Literature and creative writing have always been a passion of mine, so studying English at UW seemed like the right decision. My grandparents had found old letters from family in Norway that they wanted translated and I decided to take Norwegian to assist them in that goal. I ended up loving the Scandinavian Studies classes. I found it to be like a little family! And through these classes I found new perspectives that really enriched my life.

How have these classes enriched your life?

Norwegian has enriched my life in so many ways! Not only did I make life-long friends, I also met my husband! Talk about a cool ‘how’d you meet’ story. Studying Norwegian also gave me the opportunity to go to Norway as a traveler rather than a tourist. Visiting other countries helps one gain a better understanding of the world, and being able to speak the local language allows for more in-depth discoveries and friendships to blossom.

What do you remember about your UW language classes?

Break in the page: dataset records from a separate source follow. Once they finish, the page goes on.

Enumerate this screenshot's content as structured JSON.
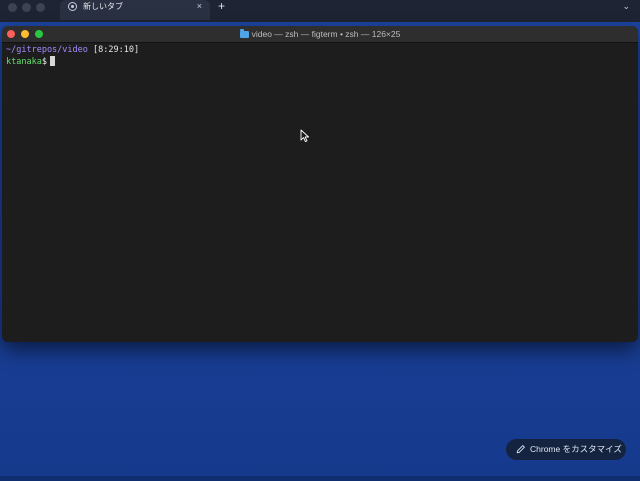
{
  "chrome": {
    "tab_title": "新しいタブ",
    "tab_close": "×",
    "new_tab": "+",
    "tab_menu": "⌄",
    "customize_label": "Chrome をカスタマイズ"
  },
  "terminal": {
    "window_title": "video — zsh — figterm • zsh — 126×25",
    "prompt_path": "~/gitrepos/video",
    "prompt_time": "[8:29:10]",
    "prompt_user": "ktanaka",
    "prompt_symbol": "$"
  },
  "colors": {
    "desktop_bg": "#1d46a3",
    "terminal_bg": "#1d1d1d",
    "path": "#a68aff",
    "user": "#62e06a",
    "close": "#fe5f57",
    "minimize": "#febc2e",
    "maximize": "#28c840"
  }
}
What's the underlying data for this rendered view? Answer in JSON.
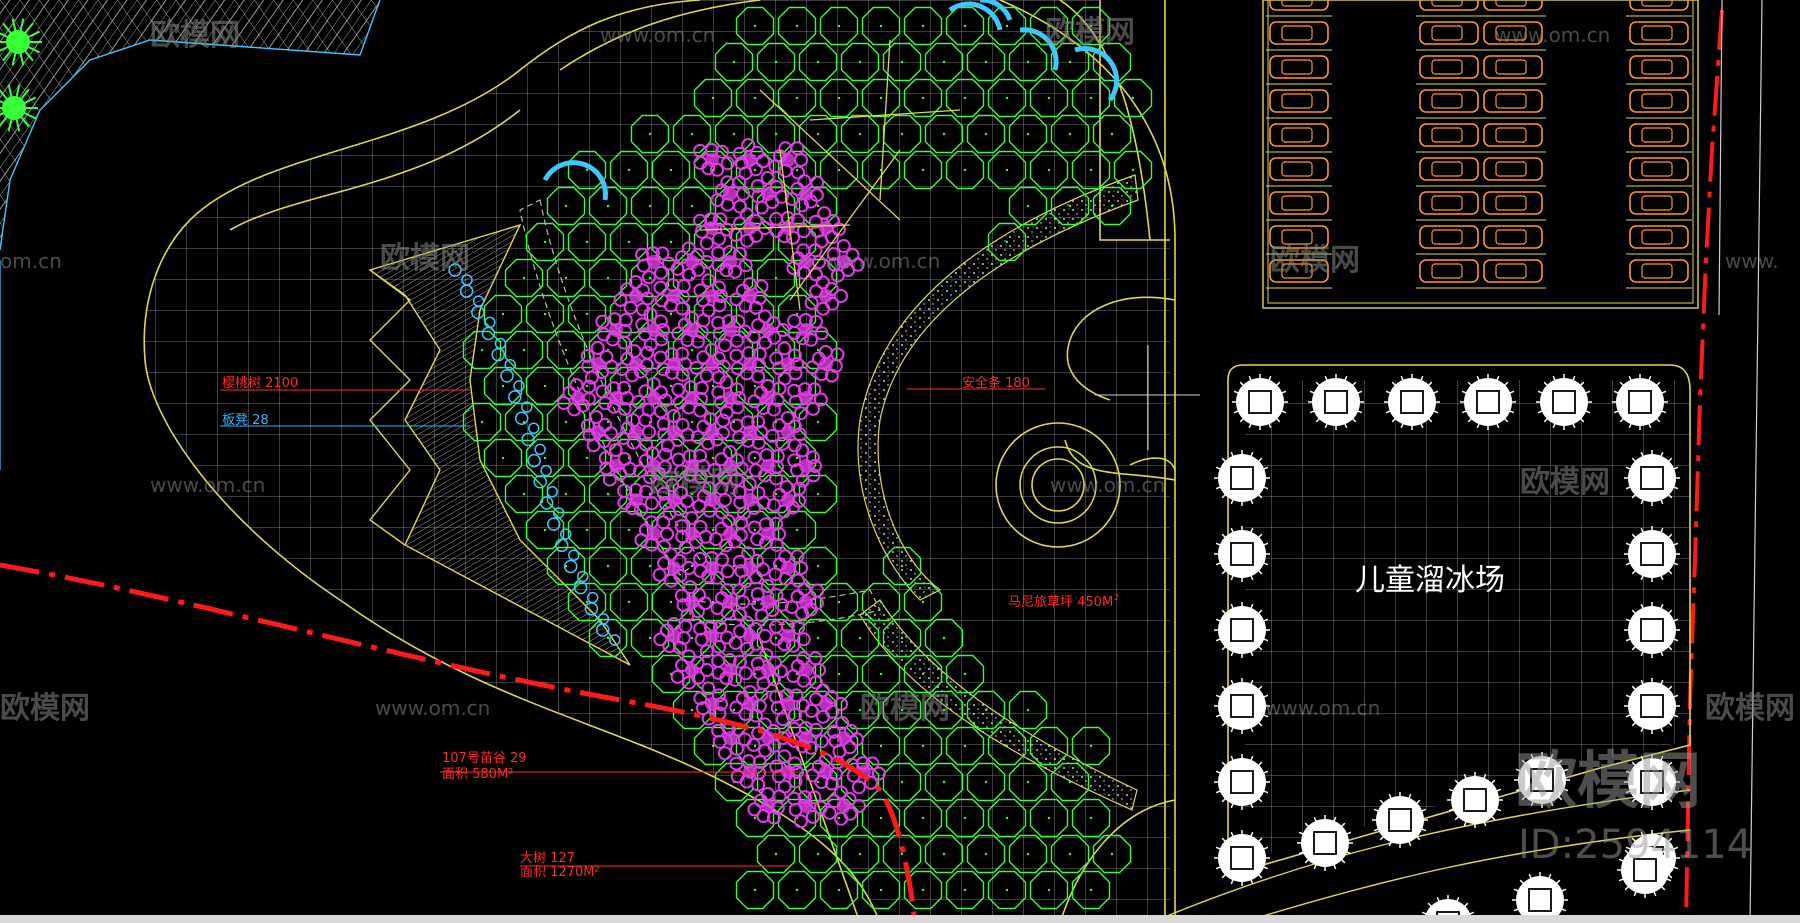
{
  "colors": {
    "background": "#000000",
    "outline": "#e0d84a",
    "grid": "#9a9a9a",
    "tree_green": "#36ff36",
    "flower_magenta": "#e23ce6",
    "highlight_cyan": "#3fc6ff",
    "car_orange": "#ff9a1a",
    "boundary_red": "#ff1a1a",
    "label_red": "#ff2a2a",
    "label_cyan": "#2fb6ff"
  },
  "labels": {
    "hedge": "樱桃树 2100",
    "board": "板凳 28",
    "safety_strip": "安全条 180",
    "horseshoe_area": "马尼旅草坪 450M",
    "horseshoe_sup": "2",
    "shrub1_line1": "107号苗谷 29",
    "shrub1_line2": "面积 580M²",
    "shrub2_line1": "大树 127",
    "shrub2_line2": "面积 1270M²",
    "rink": "儿童溜冰场"
  },
  "watermarks": {
    "brand": "欧模网",
    "brand_short": "欧模网",
    "url": "www.om.cn",
    "url_short": "om.cn",
    "url_cut": "www.",
    "id": "ID:2594114"
  },
  "icons": {
    "tree": "tree-symbol-icon",
    "flower": "flower-shrub-icon",
    "car": "car-parking-icon",
    "palm": "round-tree-icon"
  }
}
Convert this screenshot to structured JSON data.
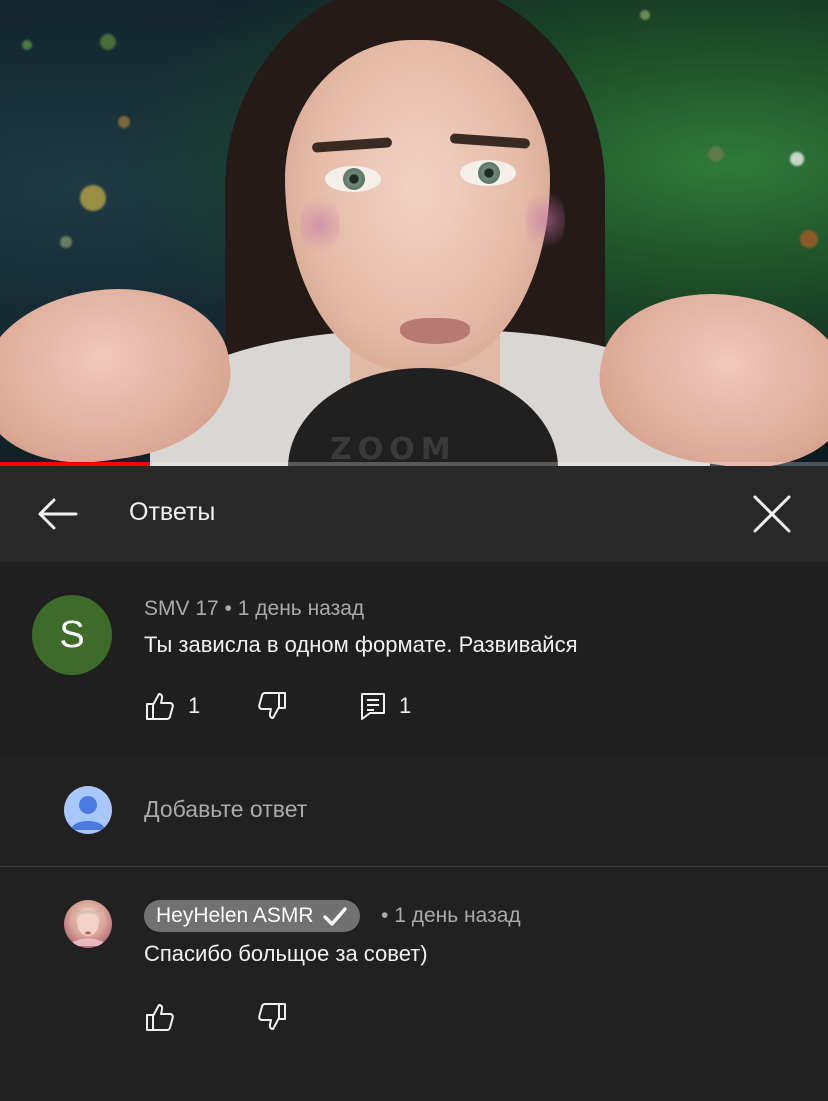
{
  "video": {
    "mic_brand": "ZOOM",
    "progress_fraction": 0.18,
    "colors": {
      "progress": "#ff0000",
      "track": "#6b6b6b"
    }
  },
  "header": {
    "title": "Ответы",
    "back_icon": "arrow-left-icon",
    "close_icon": "close-icon"
  },
  "parent_comment": {
    "avatar_letter": "S",
    "avatar_color": "#3f6b2a",
    "author": "SMV 17",
    "separator": "•",
    "time": "1 день назад",
    "text": "Ты зависла в одном формате. Развивайся",
    "likes": "1",
    "replies": "1",
    "icons": [
      "thumb-up-icon",
      "thumb-down-icon",
      "reply-icon"
    ]
  },
  "add_reply": {
    "placeholder": "Добавьте ответ",
    "avatar_icon": "user-avatar-icon"
  },
  "reply": {
    "author": "HeyHelen ASMR",
    "verified_icon": "checkmark-icon",
    "separator": "•",
    "time": "1 день назад",
    "text": "Спасибо больщое за совет)",
    "icons": [
      "thumb-up-icon",
      "thumb-down-icon"
    ]
  }
}
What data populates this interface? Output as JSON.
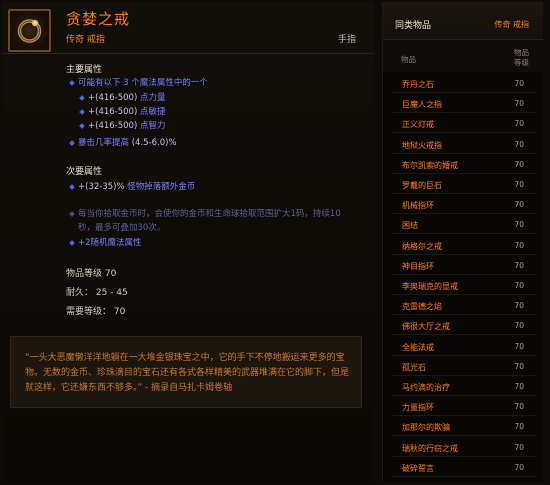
{
  "item": {
    "name": "贪婪之戒",
    "quality_type": "传奇 戒指",
    "slot": "手指",
    "icon": "ring-icon",
    "name_color": "#ff7d1e"
  },
  "primary": {
    "title": "主要属性",
    "random_header": "可能有以下 3 个魔法属性中的一个",
    "options": [
      {
        "range": "+(416-500)",
        "stat": "点力量"
      },
      {
        "range": "+(416-500)",
        "stat": "点敏捷"
      },
      {
        "range": "+(416-500)",
        "stat": "点智力"
      }
    ],
    "crit": {
      "label": "暴击几率提高",
      "range": "(4.5-6.0)%"
    }
  },
  "secondary": {
    "title": "次要属性",
    "gold": {
      "range": "+(32-35)%",
      "label": "怪物掉落额外金币"
    },
    "legendary_line1": "每当你拾取金币时，会使你的金币和生命球拾取范围扩大1码，持续10",
    "legendary_line2": "秒，最多可叠加30次。",
    "random": "+2随机魔法属性"
  },
  "stats": {
    "item_level": "物品等级 70",
    "durability": "耐久： 25 - 45",
    "required_level": "需要等级： 70"
  },
  "flavor": {
    "line1": "“一头大恶魔懒洋洋地躺在一大堆金银珠宝之中，它的手下不停地搬运来更多的宝",
    "line2": "物。无数的金币、珍珠滴目的宝石还有各式各样精美的武器堆满在它的脚下，但是",
    "line3": "就这样，它还嫌东西不够多。” - 摘录自马扎卡姆卷轴"
  },
  "sidebar": {
    "title": "同类物品",
    "type": "传奇 戒指",
    "col_name": "物品",
    "col_level_1": "物品",
    "col_level_2": "等级",
    "items": [
      {
        "name": "乔丹之石",
        "level": "70"
      },
      {
        "name": "巨魔人之指",
        "level": "70"
      },
      {
        "name": "正义灯戒",
        "level": "70"
      },
      {
        "name": "地狱火戒指",
        "level": "70"
      },
      {
        "name": "布尔凯索的婚戒",
        "level": "70"
      },
      {
        "name": "罗戴的巨石",
        "level": "70"
      },
      {
        "name": "机械指环",
        "level": "70"
      },
      {
        "name": "困结",
        "level": "70"
      },
      {
        "name": "纳格尔之戒",
        "level": "70"
      },
      {
        "name": "神目指环",
        "level": "70"
      },
      {
        "name": "李奥瑞克的显戒",
        "level": "70"
      },
      {
        "name": "克雷德之焰",
        "level": "70"
      },
      {
        "name": "佛很大厅之戒",
        "level": "70"
      },
      {
        "name": "全能法戒",
        "level": "70"
      },
      {
        "name": "孤光石",
        "level": "70"
      },
      {
        "name": "马约滴的治疗",
        "level": "70"
      },
      {
        "name": "力量指环",
        "level": "70"
      },
      {
        "name": "加那尔的欺骗",
        "level": "70"
      },
      {
        "name": "瑞秋的行窃之戒",
        "level": "70"
      },
      {
        "name": "破碎誓言",
        "level": "70"
      }
    ]
  }
}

How were they different from other classes you took?

I absolutely loved the more intimate setting of the classes and having continuity in both classmates and teachers from semester to semester was something not easily achieved in other areas of study.

How valuable were your out-of-classroom experiences?

The extracurricular language organizations, such as regular lunches where we all practiced conversational speaking, really helped me advance my abilities, as well as provided additional opportunities to meet new people (i.e. networking). At the end of the day, the relationships I made via Scandinavian Studies have helped me way beyond college. I’ll always be grateful for following through on my decision to learn Norwegian.

How have you maintained or improved your language since graduation?

My husband and I have friends in Norway and we try to keep up our abilities for our trips, though speaking a language that is only used by about five million people can be hard to maintain. It’s also a lovely way to talk about secret things in from of my family! It drives them crazy (in a good way)!

What advice do you have for current language students?

Find what you love and pursue it; the rest will fall into place. Be open to new ideologies and people and you’ll be amazed by the opportunities that come your way.

What is your favorite word or phrase in a language you know?

My favorite word, for whatever reason, is “paraply.” It means umbrella. I just love the way it sounds.